I'm sure everyone expected Coco Vandeweghe to take out Samantha Stosur. Or Madison Keys to drop a set to Casey Dellacqua and storm back to win the match like a boss. What about John Isner? Donald Young made it to the second round to face Milos Raonic. Bethanie Mattek-Sands is playing Simona Halep in the third round. And of course there's Tim Smyczek who showed he wasn't raised by wild animals.
We're still in the first week of the Australian Open and we don't know who will actually make it to next week but the USTA must feel it can hold its collective head up a bit higher. Yes there have been losses but the fact that US players are in the conversation this deep in a tournament is kind of surprising. What will happen going forward? That's anyones guess.
There's an old, old saying about chickens coming home to roost. Dictionary.Com says the idiom means "Consequences, although delayed, will happen" and came into common use in 1809 in the United States.
This expression came to mind when out of nowhere some fans were upset about the new WTA "it" girl Eugenie Bouchard was asked to show off her kit by turning around in a circle to let everyone viewing see it. Let's forget that Venus Williams has been twirling after a win since she began her career. Ana Ivanovic added a twirl to her fist pump a long time ago. Serena Williams was asked the same night, by the same correspondent, to show of her spectacular Australian Open kit. So why is it only a big deal when it involves Bouchard?
The WTA has only itself to blame. It has never marketed women's tennis. It has marketed players who look a certain way and made them the face of its product. It started with Chris Evert, moved on to Anna Kournikova and from her to Maria Sharapova. Now it's Bouchard. WTA players are marketed as "sexy", "beautiful", "feminine" not as athletes. If a player doesn't meet the standards set by the women I've mentioned they don't get any publicity.
When you encourage the world outside of tennis to look at the value of your product based on a standard of beauty instead of their on court performance what are those inside tennis, who rely on the tours for access to players going to do? The WTA encourages its players to attend player parties complete with "red carpets" and photographers dressed to the nines and make up troweled on. This doesn't help give the players the respect they deserve, and make some more valuable not because of what they've done on court but because of their looks.
Believe me I understand why some are upset about the women being asked to twirl while the men don't do anything remotely similar but their argument is with the WTA not the people who are just doing the job the WTA seems to want them to do and help to promote the players as objects of desire. As I write this the WTA hasn't made a statement about "twirlgate" and in reality they can't.

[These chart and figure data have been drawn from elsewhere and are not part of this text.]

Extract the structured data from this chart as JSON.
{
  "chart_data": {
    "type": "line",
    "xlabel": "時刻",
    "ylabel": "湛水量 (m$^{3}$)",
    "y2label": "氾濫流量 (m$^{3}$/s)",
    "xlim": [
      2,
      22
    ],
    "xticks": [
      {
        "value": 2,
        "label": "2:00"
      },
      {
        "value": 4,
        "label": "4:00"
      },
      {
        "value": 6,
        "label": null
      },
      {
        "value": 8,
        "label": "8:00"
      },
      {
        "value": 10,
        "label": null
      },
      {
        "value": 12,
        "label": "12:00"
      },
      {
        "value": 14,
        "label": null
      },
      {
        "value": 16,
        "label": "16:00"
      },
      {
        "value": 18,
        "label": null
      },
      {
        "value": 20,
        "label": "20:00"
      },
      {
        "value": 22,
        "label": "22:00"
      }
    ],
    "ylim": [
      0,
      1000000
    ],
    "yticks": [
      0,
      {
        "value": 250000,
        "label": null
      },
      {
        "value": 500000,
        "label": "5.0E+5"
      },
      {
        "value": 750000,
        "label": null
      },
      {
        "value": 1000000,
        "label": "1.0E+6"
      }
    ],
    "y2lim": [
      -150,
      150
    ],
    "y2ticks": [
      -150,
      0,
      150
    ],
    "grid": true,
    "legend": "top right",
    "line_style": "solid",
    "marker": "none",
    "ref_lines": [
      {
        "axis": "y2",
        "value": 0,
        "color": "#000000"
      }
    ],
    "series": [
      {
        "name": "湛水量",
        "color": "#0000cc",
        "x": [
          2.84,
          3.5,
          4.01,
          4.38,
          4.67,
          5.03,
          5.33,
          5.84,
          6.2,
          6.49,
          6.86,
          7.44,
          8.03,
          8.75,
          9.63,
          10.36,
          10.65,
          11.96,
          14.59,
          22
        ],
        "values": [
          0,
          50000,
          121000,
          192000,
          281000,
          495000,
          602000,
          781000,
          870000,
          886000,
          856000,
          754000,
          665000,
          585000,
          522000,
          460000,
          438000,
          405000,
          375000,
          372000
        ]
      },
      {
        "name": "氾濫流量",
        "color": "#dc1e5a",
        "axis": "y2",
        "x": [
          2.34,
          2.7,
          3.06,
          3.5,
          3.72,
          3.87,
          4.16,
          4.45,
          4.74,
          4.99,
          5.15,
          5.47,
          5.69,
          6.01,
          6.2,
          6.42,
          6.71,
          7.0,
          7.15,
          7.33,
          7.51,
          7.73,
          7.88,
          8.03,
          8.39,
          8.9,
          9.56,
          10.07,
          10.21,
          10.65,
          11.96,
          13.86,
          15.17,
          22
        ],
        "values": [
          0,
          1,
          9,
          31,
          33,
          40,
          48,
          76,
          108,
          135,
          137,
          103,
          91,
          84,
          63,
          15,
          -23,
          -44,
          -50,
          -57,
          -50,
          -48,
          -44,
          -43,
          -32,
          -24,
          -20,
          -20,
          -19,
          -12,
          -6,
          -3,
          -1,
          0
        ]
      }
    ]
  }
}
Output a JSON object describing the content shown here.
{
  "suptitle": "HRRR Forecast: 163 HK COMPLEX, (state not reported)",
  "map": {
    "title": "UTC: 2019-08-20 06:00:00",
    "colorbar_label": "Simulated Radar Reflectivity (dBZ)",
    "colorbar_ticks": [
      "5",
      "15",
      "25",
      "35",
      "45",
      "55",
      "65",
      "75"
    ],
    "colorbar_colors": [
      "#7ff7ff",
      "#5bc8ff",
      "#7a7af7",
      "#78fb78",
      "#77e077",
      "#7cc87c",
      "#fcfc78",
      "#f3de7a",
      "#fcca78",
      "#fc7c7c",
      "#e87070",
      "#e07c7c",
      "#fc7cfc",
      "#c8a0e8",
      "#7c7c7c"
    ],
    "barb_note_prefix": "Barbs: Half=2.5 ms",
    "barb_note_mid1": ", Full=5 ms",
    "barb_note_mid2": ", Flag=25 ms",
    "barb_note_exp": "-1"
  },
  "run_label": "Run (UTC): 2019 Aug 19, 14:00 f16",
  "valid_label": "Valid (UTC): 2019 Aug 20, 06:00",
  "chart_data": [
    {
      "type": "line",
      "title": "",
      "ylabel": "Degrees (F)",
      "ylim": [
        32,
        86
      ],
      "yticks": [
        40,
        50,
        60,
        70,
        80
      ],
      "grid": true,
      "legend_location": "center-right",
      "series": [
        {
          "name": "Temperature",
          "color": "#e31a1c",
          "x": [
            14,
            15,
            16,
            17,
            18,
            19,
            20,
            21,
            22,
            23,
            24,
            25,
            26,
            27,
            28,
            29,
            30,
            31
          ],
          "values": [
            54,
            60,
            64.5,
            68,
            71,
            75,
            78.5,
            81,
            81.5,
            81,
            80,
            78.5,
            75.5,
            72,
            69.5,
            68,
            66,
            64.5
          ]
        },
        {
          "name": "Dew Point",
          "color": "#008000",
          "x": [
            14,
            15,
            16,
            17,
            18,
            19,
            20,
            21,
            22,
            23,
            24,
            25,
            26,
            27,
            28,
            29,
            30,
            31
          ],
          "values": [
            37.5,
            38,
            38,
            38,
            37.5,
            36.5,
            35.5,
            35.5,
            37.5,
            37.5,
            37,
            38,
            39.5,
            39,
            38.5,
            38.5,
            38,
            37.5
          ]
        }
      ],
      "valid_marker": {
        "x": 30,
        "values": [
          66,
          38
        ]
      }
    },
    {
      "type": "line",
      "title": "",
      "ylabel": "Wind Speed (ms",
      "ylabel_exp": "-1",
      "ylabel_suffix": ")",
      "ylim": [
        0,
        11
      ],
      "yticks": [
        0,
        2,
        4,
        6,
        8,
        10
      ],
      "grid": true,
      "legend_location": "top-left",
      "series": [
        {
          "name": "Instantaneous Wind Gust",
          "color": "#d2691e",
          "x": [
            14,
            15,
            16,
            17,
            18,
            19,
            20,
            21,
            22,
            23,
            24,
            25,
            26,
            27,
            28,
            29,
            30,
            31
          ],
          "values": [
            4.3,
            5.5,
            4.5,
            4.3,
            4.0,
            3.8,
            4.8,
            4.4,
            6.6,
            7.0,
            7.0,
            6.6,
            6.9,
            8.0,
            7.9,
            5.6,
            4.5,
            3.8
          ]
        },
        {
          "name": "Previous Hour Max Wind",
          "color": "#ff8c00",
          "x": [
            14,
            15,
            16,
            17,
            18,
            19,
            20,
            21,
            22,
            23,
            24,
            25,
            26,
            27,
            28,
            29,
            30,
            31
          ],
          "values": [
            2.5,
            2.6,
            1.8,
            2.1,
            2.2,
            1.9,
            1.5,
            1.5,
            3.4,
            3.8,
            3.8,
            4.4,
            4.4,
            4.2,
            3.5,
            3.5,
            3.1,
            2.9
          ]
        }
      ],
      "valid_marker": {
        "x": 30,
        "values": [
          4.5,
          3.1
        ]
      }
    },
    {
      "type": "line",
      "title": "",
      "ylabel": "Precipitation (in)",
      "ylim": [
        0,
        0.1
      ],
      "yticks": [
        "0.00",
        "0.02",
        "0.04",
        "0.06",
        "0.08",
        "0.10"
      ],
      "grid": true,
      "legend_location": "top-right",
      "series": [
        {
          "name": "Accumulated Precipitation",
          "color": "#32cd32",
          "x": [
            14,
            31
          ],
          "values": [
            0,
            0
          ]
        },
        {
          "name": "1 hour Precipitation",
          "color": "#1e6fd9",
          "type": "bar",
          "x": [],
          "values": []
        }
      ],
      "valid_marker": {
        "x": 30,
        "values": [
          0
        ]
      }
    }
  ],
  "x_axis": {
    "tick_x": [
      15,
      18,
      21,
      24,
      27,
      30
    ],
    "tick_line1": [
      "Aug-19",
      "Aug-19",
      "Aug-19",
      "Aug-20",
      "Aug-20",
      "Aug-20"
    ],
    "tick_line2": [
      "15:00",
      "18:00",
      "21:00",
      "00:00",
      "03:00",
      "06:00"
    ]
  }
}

They're active participants in the objectification of it's players and hence its overall product so how can they complain when it's done by the hired help?
Until the WTA stops promoting some at the expense of all this will continue. No matter how fans feel that is the reality of the situation.
To Seed or Not to Seed: The Follow Up to the Massacre
Of course the furor around twirlgate could be a gift to the WTA since it distracts from the disaster that is the women's draw in Melbourne. While the carnage did hit the top ten a lot of the damage was done to seeds 10 and lower.
I mean Belinda Bencic was a seeded player.
Is it time to reduce the number of seeds from 32 to 16? The change from sixteen to thirty two seeds happened in 2001. Under the new 32 seed system no one ranked that high could play a person in that bracket until the third round. There have been fans advocating for a return to the sixteen seed system for awhile now but in the wake of the carnage in Melbourne their whispers are indeed getting louder.
I'm not sure how I feel about it to be honest. Under the old system the players who lost, with some significant exceptions, would hardly be news. Because these players were seeded the results are big news for tennis.
Somehow I don't think the majors want a return to the old system. The thirty two seed system protects the later rounds ensuring that the big names will be around for the quarter finals and going forward.
As I said I don't know if a return to the old system is a good idea. But I think it should be part of the post Australian Open discussion.